Was zunächst tröstlich erscheint – nach dem Tod den Kontakt zu denen, die wir lieben, nicht völlig zu verlieren – offenbart sich in Doncks Version vom Leben danach als zunehmend trostloser, da er Laura größtenteils zur stillen und unsichtbaren Beobachterin verdammt.  Dennoch erlebt Laura Glücksmomente und das hebt – obwohl das Buch nicht fröhlich ist – die Grundstimmung deutlich. Dazu gehören die Begegnungen mit dem jungen Mädchen ebenso wie die Momente, in denen sie mit ihren Kindern Kontakt aufnehmen kann. Trotz des traurigen Schlusses fühlt man sich versöhnt und in gewisser Weise auch getröstet.

 

Fazit:

 

Doncks Debütroman fesselt unweigerlich.
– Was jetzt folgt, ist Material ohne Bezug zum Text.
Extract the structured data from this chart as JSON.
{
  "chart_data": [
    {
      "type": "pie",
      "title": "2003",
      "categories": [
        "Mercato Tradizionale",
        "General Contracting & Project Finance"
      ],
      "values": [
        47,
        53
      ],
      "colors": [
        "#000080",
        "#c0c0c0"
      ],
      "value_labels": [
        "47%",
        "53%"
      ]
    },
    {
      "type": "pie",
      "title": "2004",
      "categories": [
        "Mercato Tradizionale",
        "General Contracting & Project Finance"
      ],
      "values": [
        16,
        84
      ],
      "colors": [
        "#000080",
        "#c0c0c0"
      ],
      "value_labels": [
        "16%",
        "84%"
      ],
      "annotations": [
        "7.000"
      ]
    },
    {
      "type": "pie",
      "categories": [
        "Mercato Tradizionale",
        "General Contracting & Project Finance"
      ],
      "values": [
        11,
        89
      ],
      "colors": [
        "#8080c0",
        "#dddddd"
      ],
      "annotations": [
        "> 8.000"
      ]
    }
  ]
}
Er ist für mich kein Buch, dass man mal eben so nebenbei liest und dann einfach und schnell wieder vergisst. Zum einen, weil seine Vorstellung vom Leben danach etwas erschreckend trostloses beinhaltet. Zum anderen und vor allem aber, weil er emotional fesselt. Kein Mainstreambuch, aber eines, das man lesen sollte und für das ich fünf von fünf Punkten vergeben möchte.